Poche e semplici cose per migliorare la ricerca in Italia

I ricercatori si lamentano per la pochezza dei finanziamenti in Italia (per favore, leggete e, se credete, firmate su https://www.change.org/p/salviamo-la-ricerca-italiana). Ma, nelle more che aumentino, sarebbero utili anche interventi semplici, a bassissimo costo. Seguono esempi.
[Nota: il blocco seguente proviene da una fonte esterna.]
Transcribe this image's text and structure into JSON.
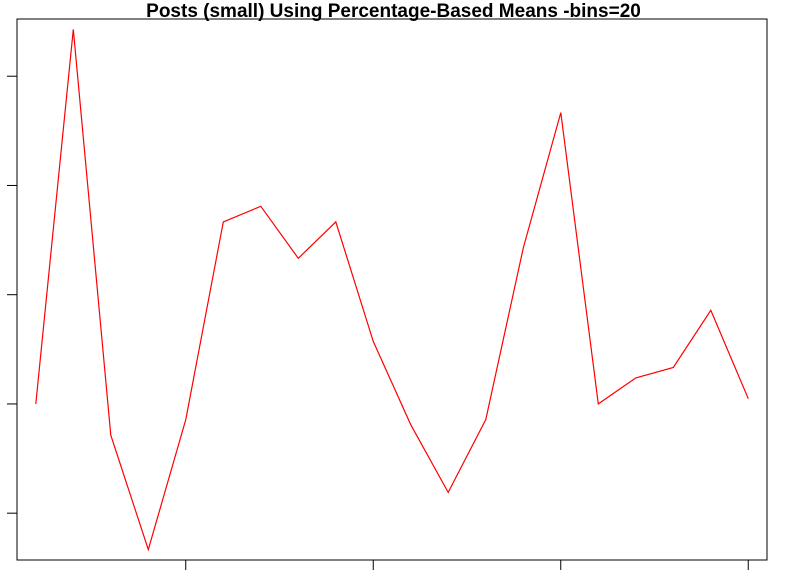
{
  "chart_data": {
    "type": "line",
    "title": "Posts (small) Using Percentage-Based Means -bins=20",
    "xlabel": "",
    "ylabel": "",
    "x": [
      1,
      2,
      3,
      4,
      5,
      6,
      7,
      8,
      9,
      10,
      11,
      12,
      13,
      14,
      15,
      16,
      17,
      18,
      19,
      20
    ],
    "series": [
      {
        "values": [
          0.28,
          1.0,
          0.22,
          0.0,
          0.25,
          0.63,
          0.66,
          0.56,
          0.63,
          0.4,
          0.24,
          0.11,
          0.25,
          0.58,
          0.84,
          0.28,
          0.33,
          0.35,
          0.46,
          0.29
        ],
        "color": "#ff0000"
      }
    ],
    "xlim": [
      0.5,
      20.5
    ],
    "ylim": [
      -0.02,
      1.02
    ],
    "x_ticks": [
      5,
      10,
      15,
      20
    ],
    "y_ticks": [
      0.07,
      0.28,
      0.49,
      0.7,
      0.91
    ],
    "tick_labels_visible": false,
    "grid": false,
    "legend": "none"
  }
}
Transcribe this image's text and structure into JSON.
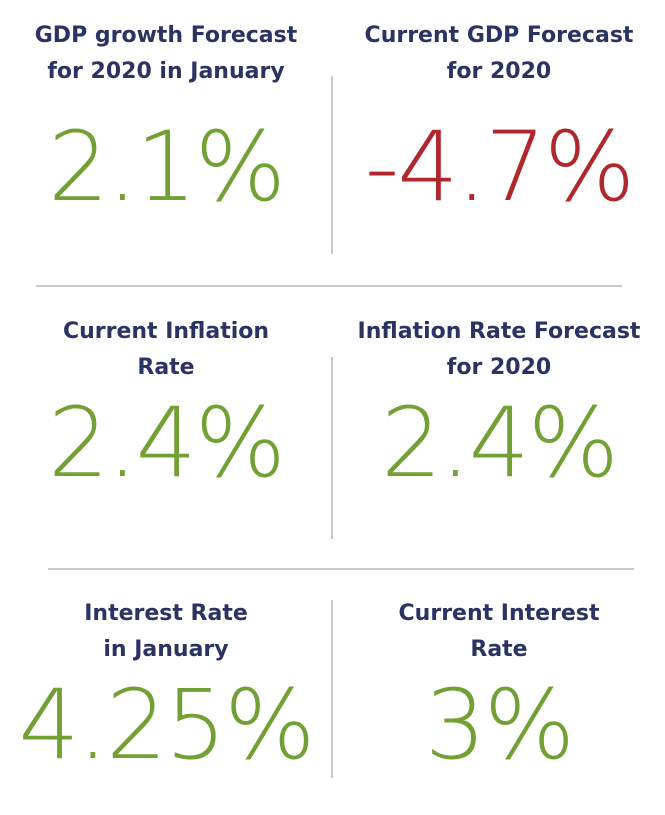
{
  "colors": {
    "label": "#2b3363",
    "positive": "#72a034",
    "negative": "#b0272e",
    "divider": "#c9c9c9"
  },
  "cells": [
    {
      "label_line1": "GDP growth Forecast",
      "label_line2": "for 2020 in January",
      "value": "2.1%",
      "tone": "positive"
    },
    {
      "label_line1": "Current GDP Forecast",
      "label_line2": "for 2020",
      "value": "-4.7%",
      "tone": "negative"
    },
    {
      "label_line1": "Current Inflation",
      "label_line2": "Rate",
      "value": "2.4%",
      "tone": "positive"
    },
    {
      "label_line1": "Inflation Rate Forecast",
      "label_line2": "for 2020",
      "value": "2.4%",
      "tone": "positive"
    },
    {
      "label_line1": "Interest Rate",
      "label_line2": "in January",
      "value": "4.25%",
      "tone": "positive"
    },
    {
      "label_line1": "Current Interest",
      "label_line2": "Rate",
      "value": "3%",
      "tone": "positive"
    }
  ]
}
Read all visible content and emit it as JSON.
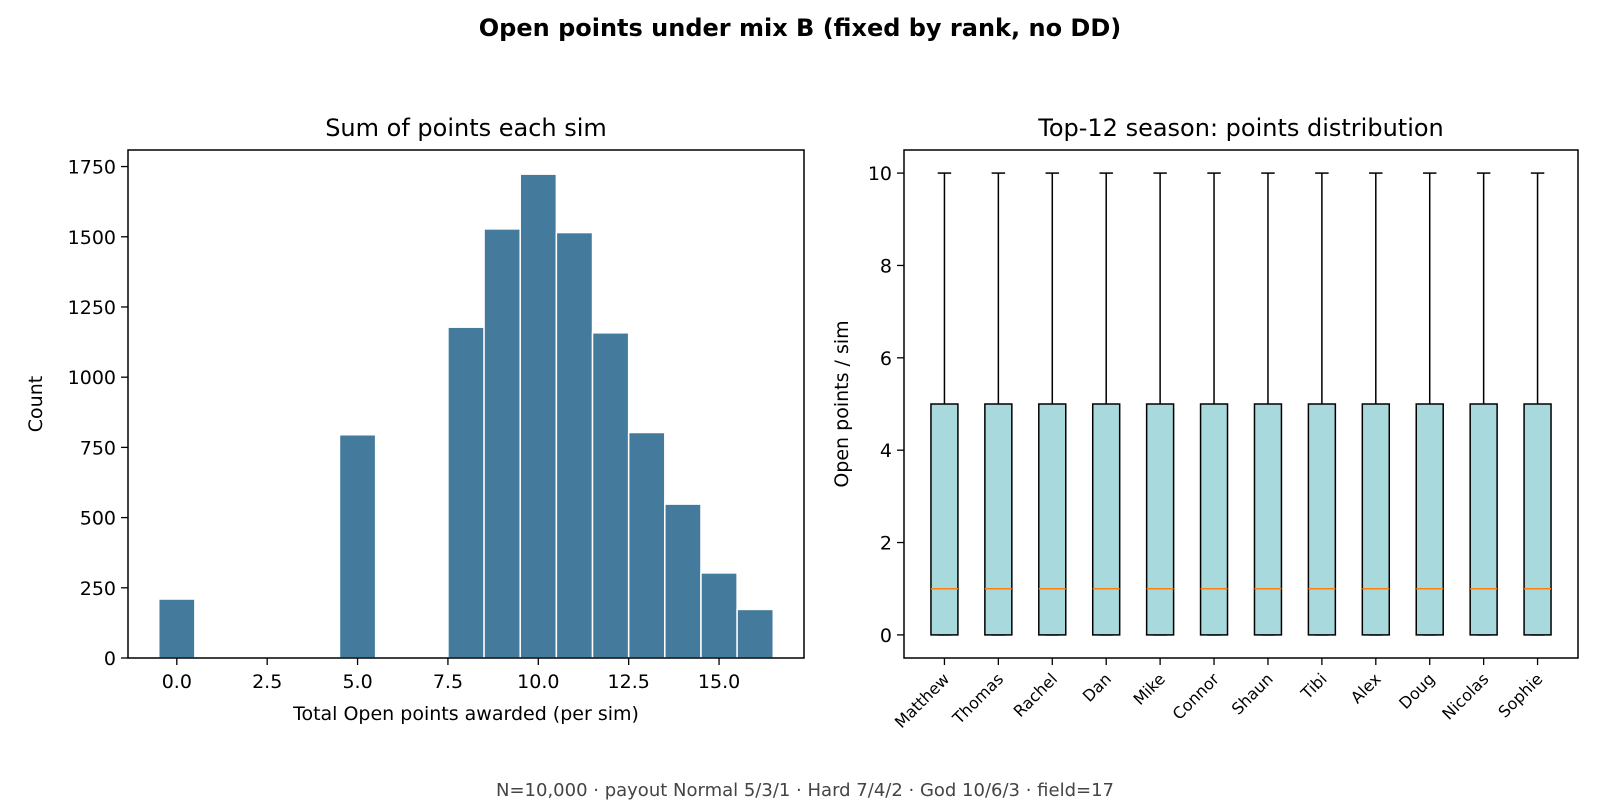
{
  "figure": {
    "suptitle": "Open points under mix B (fixed by rank, no DD)",
    "footnote": "N=10,000 · payout Normal 5/3/1 · Hard 7/4/2 · God 10/6/3 · field=17"
  },
  "chart_data": [
    {
      "type": "bar",
      "title": "Sum of points each sim",
      "xlabel": "Total Open points awarded (per sim)",
      "ylabel": "Count",
      "bar_color": "#447a9c",
      "bins": [
        {
          "from": -0.5,
          "to": 0.5,
          "count": 210
        },
        {
          "from": 4.5,
          "to": 5.5,
          "count": 795
        },
        {
          "from": 7.5,
          "to": 8.5,
          "count": 1178
        },
        {
          "from": 8.5,
          "to": 9.5,
          "count": 1528
        },
        {
          "from": 9.5,
          "to": 10.5,
          "count": 1723
        },
        {
          "from": 10.5,
          "to": 11.5,
          "count": 1515
        },
        {
          "from": 11.5,
          "to": 12.5,
          "count": 1158
        },
        {
          "from": 12.5,
          "to": 13.5,
          "count": 803
        },
        {
          "from": 13.5,
          "to": 14.5,
          "count": 548
        },
        {
          "from": 14.5,
          "to": 15.5,
          "count": 303
        },
        {
          "from": 15.5,
          "to": 16.5,
          "count": 173
        }
      ],
      "xlim": [
        -1.35,
        17.35
      ],
      "ylim": [
        0,
        1809
      ],
      "xticks": [
        0,
        2.5,
        5,
        7.5,
        10,
        12.5,
        15
      ],
      "xtick_labels": [
        "0.0",
        "2.5",
        "5.0",
        "7.5",
        "10.0",
        "12.5",
        "15.0"
      ],
      "yticks": [
        0,
        250,
        500,
        750,
        1000,
        1250,
        1500,
        1750
      ],
      "ytick_labels": [
        "0",
        "250",
        "500",
        "750",
        "1000",
        "1250",
        "1500",
        "1750"
      ],
      "grid": false
    },
    {
      "type": "box",
      "title": "Top-12 season: points distribution",
      "xlabel": "",
      "ylabel": "Open points / sim",
      "box_color": "#a8d9dc",
      "median_color": "#ff7f0e",
      "categories": [
        "Matthew",
        "Thomas",
        "Rachel",
        "Dan",
        "Mike",
        "Connor",
        "Shaun",
        "Tibi",
        "Alex",
        "Doug",
        "Nicolas",
        "Sophie"
      ],
      "boxes": [
        {
          "name": "Matthew",
          "whislo": 0,
          "q1": 0,
          "med": 1,
          "q3": 5,
          "whishi": 10
        },
        {
          "name": "Thomas",
          "whislo": 0,
          "q1": 0,
          "med": 1,
          "q3": 5,
          "whishi": 10
        },
        {
          "name": "Rachel",
          "whislo": 0,
          "q1": 0,
          "med": 1,
          "q3": 5,
          "whishi": 10
        },
        {
          "name": "Dan",
          "whislo": 0,
          "q1": 0,
          "med": 1,
          "q3": 5,
          "whishi": 10
        },
        {
          "name": "Mike",
          "whislo": 0,
          "q1": 0,
          "med": 1,
          "q3": 5,
          "whishi": 10
        },
        {
          "name": "Connor",
          "whislo": 0,
          "q1": 0,
          "med": 1,
          "q3": 5,
          "whishi": 10
        },
        {
          "name": "Shaun",
          "whislo": 0,
          "q1": 0,
          "med": 1,
          "q3": 5,
          "whishi": 10
        },
        {
          "name": "Tibi",
          "whislo": 0,
          "q1": 0,
          "med": 1,
          "q3": 5,
          "whishi": 10
        },
        {
          "name": "Alex",
          "whislo": 0,
          "q1": 0,
          "med": 1,
          "q3": 5,
          "whishi": 10
        },
        {
          "name": "Doug",
          "whislo": 0,
          "q1": 0,
          "med": 1,
          "q3": 5,
          "whishi": 10
        },
        {
          "name": "Nicolas",
          "whislo": 0,
          "q1": 0,
          "med": 1,
          "q3": 5,
          "whishi": 10
        },
        {
          "name": "Sophie",
          "whislo": 0,
          "q1": 0,
          "med": 1,
          "q3": 5,
          "whishi": 10
        }
      ],
      "ylim": [
        -0.5,
        10.5
      ],
      "yticks": [
        0,
        2,
        4,
        6,
        8,
        10
      ],
      "ytick_labels": [
        "0",
        "2",
        "4",
        "6",
        "8",
        "10"
      ],
      "grid": false
    }
  ]
}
1. Migliorare le strategie di finanziamento
Il governo ondeggia fra proclami di nuovi investimenti (2,5 miliardi di euro, di cui 1/4 alla ricerca sanitaria; ottima scelta!) a strane operazioni, impensabili in altri paesi. Vediamone alcune.
- Creare nelle aree di Expo-Milano un polo di ricerca investendo 1,5 miliardi di Euro in 10 anni, da attribuire ad un ente privato, l’Istituto italiano di Tecnologia, senza un bando competitivo. Ma gli stessi che danno tutti questi soldi ai privati e senza bando, sanno che i “progetti di rilevante interesse nazionale” (PRIN, per tutte le aree del sapere), hanno avuto un finanziamento triennale di soli 92 milioni di euro. I ricercatori (affamati dopo tre anni di blocco!) hanno presentato oltre 4.400 progetti e fatti due rapidi calcoli, la cifra copre meno del 5% delle richieste; e sarà già tanto se i singoli ricercatori dei progetti vincitori avranno 30 mila euro/anno per tre anni per affrontare i costi della ricerca e pagare i loro collaboratori. Ridicolo!
- Bypassare la legge nazionale per l’assegnazione del ruolo di professore universitario, investendo 38 milioni di euro nel 2016 e a 75 a partire dal 2017 per 500 cattedre da retribuire con stipendi maggiori rispetto a quelli dei “professori normali”. Sono chiamate cattedre “del merito”; ma perché quelle tradizionali cosa sono, del demerito? Se si pensa che i concorsi universitari non siano fatti seriamente, perché non cambiarli, cosi da beneficiarne tutti?
Insomma, i soldi spendiamoli bene.

2. Centralizzare valutazione e finanziamento dei progetti
Sono anni che si chiede la costituzione di un’agenzia unica, pubblica, indipendente per l’assegnazione dei fondi di ricerca che, solo nel campo biomedico, sono attualmente distribuiti da MIUR (tutti con bandi e commissioni diversi), Ministero della Salute, CNR, AIFA, Regioni. Una simile agenzia è operativa in tutti grandi paesi e serve non solo ad implementare eventuali strategie generali d’investimento (vedi punto precedente) ma anche a garantire una gestione uniforme e trasparente dell’assegnazione dei fondi. Potrebbe essere costituita facilmente col contributo dei migliori ricercatori (non necessariamente solo italiani) e toglierebbe dalle mani delle solite consorterie politiche e scientifico-accademiche il potere di elargire finanziamenti in maniera “controllata”.

3. Verificare gli esiti scientifici dei finanziamenti erogati
Alcuni anni dopo l’attribuzione dei fondi, è indispensabile la verifica rigorosa dei risultati ottenuti.
L’agenzia unica per la ricerca servirebbe anche a questo. Nei bandi successivi, chi non ha prodotto adeguatamente non potrà presentare richieste o partirà penalizzato. L’Agenzia Italiana per il Farmaco (AIFA), in collaborazione con fondazione GIMBE, ha appena svolto un’analisi pioneristica sull’esito dei progetti che ha finanziato nel 2005-2009 (http://www.fivehundredwords.it/post/it-ricerca-indipendente-i-risultati-dello-studio-gimbe-aifa-e-la-ripresa-del-programma-nazionale). I risultati, ottenuti con un solo borsista, avanzano dubbi sulle scelte degli anni precedenti, ma possono essere molto utili per le scelte future. Che aspettiamo a verificare l’esito di tutti i finanziamenti pubblici? Costerebbe pochissimo ed introdurrebbe rigore e trasparenza, di cui c’è fame.

Autore: Vincenzo Trischitta

 
 

Vincenzo Trischitta insegna Endocrinologia all’Università Sapienza di Roma e dirige un gruppo di ricerca sulla genetica e l’epidemiologia del diabete e delle sue complicanze cardiovascolari presso l’Istituto Scientifico Casa Sollievo della Sofferenza tra Roma e San Giovanni Rotondo. E’ tra i fondatori, nel 2019, del Patto Trasversale per la Scienza. Attribuisce agli scienziati il dovere della divulgazione e della informazione per una società più consapevole e più libera.